Android è diffusissimo, ma non c’è uniformità nella sua distribuzione. Il mercato parla chiaro: al rilascio di Android 4.2 la versione con la più grande fetta di mercato è ancora di Gingerbread (Android 2.3.x). Non è quindi un problema delle applicazioni o del SDK, bensì un problema di base. Come si può pensare di limitare la frammentazione di Android introducendo una semplice voce nell’accordo di licenza del SDK?

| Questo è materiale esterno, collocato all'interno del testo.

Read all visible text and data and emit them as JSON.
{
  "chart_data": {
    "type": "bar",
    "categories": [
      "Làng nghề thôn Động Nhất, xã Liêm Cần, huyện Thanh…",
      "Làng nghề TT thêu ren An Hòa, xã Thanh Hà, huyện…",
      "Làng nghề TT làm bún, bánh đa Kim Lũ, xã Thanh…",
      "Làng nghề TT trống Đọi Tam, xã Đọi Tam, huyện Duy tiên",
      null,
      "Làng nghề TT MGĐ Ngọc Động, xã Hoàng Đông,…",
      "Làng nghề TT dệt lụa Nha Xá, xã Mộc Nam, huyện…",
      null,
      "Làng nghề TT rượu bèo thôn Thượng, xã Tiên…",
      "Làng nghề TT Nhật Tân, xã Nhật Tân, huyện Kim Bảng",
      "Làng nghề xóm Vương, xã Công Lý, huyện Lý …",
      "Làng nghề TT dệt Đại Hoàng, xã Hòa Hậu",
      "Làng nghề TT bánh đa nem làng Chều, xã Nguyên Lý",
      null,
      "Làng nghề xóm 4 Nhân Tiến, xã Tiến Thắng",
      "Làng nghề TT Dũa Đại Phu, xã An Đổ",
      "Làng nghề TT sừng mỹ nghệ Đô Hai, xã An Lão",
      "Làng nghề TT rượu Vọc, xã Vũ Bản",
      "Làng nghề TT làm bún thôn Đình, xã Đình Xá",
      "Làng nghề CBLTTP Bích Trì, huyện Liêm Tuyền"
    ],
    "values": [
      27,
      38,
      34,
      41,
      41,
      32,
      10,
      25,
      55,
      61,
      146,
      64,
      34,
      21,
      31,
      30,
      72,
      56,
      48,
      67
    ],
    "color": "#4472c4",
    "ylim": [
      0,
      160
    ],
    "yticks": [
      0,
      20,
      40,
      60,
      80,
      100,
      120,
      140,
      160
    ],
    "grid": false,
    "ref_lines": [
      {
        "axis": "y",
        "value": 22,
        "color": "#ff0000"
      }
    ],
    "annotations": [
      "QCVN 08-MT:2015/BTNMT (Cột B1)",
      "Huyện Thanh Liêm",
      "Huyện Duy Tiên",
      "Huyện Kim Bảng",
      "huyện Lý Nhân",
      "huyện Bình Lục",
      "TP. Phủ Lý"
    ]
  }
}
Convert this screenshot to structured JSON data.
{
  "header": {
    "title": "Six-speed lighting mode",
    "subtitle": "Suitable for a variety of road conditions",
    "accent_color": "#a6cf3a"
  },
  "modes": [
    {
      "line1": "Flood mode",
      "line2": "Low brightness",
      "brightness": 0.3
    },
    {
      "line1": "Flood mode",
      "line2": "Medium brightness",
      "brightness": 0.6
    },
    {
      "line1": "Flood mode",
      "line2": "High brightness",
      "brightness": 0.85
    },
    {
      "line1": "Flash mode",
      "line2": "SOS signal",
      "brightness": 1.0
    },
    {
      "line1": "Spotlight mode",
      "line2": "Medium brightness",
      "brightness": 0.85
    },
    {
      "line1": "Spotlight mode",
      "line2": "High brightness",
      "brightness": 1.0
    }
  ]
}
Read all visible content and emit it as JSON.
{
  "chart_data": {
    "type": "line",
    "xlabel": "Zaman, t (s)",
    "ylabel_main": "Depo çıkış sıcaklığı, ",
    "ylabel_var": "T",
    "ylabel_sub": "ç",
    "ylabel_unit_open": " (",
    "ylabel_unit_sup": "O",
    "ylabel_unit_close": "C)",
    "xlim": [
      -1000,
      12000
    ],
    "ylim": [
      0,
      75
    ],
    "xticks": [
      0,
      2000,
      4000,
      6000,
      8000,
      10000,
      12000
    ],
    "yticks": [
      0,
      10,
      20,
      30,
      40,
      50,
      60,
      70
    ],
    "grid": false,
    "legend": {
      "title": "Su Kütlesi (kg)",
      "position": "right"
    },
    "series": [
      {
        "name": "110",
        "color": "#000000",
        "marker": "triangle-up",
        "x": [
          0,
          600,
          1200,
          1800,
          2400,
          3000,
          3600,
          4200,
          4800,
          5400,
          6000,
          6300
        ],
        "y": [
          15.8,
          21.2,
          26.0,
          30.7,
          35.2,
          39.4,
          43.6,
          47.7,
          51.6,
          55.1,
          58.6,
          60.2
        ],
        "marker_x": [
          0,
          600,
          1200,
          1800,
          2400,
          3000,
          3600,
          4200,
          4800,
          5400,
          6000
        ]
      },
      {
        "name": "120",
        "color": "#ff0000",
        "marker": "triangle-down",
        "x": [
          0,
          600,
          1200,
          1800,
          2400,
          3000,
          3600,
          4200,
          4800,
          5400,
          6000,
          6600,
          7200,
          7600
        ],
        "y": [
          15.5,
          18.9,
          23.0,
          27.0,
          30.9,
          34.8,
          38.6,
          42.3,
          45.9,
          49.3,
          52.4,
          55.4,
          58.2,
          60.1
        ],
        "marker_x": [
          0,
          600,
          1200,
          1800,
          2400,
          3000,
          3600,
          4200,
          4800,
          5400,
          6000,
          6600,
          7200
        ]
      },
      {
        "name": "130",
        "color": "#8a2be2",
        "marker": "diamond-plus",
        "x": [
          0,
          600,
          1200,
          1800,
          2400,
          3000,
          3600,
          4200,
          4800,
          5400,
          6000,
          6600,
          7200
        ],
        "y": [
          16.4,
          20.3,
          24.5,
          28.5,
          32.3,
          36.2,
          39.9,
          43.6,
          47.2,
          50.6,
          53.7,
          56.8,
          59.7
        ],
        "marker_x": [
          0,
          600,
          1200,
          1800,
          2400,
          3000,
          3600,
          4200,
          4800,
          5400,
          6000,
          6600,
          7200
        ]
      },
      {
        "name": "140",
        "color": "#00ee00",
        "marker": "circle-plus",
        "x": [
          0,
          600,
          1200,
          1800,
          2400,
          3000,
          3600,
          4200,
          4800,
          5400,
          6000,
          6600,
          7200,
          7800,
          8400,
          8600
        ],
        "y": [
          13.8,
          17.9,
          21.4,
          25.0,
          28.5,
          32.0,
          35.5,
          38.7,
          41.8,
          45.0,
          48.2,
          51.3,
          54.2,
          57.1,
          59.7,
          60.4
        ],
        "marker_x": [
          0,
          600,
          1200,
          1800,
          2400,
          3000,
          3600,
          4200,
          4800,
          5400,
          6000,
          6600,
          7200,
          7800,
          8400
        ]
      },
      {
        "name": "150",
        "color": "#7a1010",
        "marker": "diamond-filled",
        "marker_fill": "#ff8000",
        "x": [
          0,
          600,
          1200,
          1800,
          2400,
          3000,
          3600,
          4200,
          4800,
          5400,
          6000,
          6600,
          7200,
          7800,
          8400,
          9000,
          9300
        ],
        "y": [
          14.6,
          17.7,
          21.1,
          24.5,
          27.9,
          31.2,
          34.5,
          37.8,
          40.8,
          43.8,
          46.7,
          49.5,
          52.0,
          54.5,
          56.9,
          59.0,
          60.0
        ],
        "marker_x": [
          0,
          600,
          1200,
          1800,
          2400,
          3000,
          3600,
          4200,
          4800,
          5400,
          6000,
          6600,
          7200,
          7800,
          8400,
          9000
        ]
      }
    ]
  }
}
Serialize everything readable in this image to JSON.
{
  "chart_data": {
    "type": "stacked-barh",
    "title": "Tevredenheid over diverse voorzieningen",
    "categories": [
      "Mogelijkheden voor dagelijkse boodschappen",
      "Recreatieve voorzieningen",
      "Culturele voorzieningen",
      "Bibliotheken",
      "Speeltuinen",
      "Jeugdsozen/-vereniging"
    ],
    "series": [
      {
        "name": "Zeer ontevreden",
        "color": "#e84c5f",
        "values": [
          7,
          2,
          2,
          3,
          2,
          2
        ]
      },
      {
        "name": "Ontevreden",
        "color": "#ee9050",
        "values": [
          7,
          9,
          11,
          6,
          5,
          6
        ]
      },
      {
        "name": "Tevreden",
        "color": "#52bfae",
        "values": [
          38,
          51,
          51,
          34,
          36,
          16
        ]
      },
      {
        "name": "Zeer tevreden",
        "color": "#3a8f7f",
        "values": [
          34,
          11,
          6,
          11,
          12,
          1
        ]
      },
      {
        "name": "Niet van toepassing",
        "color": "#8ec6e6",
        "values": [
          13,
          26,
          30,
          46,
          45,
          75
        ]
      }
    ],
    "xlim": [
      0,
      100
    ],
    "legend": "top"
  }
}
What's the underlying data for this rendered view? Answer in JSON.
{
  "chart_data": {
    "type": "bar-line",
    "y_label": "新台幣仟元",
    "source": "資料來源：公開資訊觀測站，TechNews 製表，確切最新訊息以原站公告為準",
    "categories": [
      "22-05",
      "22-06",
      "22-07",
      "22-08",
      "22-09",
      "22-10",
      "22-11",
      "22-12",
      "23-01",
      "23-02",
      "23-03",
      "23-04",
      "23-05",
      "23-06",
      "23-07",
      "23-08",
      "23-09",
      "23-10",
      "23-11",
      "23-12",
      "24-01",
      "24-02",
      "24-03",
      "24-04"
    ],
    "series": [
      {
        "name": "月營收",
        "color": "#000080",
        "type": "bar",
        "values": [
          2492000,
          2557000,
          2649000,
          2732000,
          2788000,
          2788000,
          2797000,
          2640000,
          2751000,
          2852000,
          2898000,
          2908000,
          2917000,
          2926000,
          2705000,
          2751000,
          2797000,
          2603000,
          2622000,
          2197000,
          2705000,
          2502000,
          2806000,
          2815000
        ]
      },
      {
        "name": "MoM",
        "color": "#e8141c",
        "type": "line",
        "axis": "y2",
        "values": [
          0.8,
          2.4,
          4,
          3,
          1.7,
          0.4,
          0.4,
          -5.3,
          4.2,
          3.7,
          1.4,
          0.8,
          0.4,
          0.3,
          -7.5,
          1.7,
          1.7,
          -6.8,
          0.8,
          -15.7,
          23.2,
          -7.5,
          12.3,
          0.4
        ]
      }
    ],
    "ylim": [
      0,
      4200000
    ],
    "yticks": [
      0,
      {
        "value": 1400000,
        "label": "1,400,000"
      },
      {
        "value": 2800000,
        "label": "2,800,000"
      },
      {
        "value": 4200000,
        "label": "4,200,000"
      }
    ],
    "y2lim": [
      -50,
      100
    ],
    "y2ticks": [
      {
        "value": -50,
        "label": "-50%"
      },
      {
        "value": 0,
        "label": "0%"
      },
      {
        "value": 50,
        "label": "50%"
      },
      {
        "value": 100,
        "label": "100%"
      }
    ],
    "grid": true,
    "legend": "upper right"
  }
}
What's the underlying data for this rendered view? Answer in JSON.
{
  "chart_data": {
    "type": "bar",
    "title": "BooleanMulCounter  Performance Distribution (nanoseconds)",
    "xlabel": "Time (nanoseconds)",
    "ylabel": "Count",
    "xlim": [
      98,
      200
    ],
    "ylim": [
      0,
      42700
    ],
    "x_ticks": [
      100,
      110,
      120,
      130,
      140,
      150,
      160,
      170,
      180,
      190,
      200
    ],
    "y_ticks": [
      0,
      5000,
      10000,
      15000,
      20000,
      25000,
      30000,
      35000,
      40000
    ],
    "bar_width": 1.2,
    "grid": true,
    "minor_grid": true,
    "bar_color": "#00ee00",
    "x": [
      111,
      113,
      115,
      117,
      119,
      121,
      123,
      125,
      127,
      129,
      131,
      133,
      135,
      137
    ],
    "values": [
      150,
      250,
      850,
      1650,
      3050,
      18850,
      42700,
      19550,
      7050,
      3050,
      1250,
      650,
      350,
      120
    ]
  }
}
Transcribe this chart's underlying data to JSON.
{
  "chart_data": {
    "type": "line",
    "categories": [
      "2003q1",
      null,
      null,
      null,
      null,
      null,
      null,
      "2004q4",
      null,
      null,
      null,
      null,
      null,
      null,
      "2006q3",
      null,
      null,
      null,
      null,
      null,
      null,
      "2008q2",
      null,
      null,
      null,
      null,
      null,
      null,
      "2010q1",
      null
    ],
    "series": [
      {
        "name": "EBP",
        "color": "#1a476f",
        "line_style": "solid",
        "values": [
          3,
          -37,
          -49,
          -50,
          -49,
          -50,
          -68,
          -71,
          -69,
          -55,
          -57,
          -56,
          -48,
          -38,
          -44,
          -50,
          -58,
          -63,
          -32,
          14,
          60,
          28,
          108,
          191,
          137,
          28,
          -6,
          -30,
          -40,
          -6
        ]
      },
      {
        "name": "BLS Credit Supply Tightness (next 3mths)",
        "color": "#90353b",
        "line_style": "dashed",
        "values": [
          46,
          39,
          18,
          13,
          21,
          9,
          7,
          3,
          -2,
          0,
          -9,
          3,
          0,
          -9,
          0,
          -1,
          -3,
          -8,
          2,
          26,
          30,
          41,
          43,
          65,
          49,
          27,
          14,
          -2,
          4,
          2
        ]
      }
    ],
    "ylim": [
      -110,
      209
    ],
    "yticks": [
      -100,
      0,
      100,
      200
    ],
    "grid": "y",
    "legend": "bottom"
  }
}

Questo è impossibile. Affinché la frammentazione di Android si riduca, perché parlare di cancellarla è pura utopia, è necessario un accordo fra le parti per trovare una soluzione.

Google dovrebbe cercare di stipulare un accordo affinché tutti i produttori a partire dal 2013, rilascino solamente smartphone con Android 4.0 o superiore. Sarebbe opportuno a questo punto che, a partire dal Q2 dello stesso anno, tutti questi vengano aggiornati ad Android 4.1. Poi, facendo valere  l’accordo con i vari produttori che garantisce l’aggiornamento dei dispositivi per ben 18 mesi, spinger i produttori ad aggiornare tutti gli smartphone ad Android 5.0.

Non è una operazione semplice, ma potrebbe essere un buon piano per ridurre la frammentazione e avvantaggiare gli sviluppatori, che si ritroverebbero principalmente tre piattaforme su cui sviluppare: Android 2.3, Android 4.X e Android 5. Di conseguenza si avrebbero le tanto attese applicazioni di qualità anche per Android.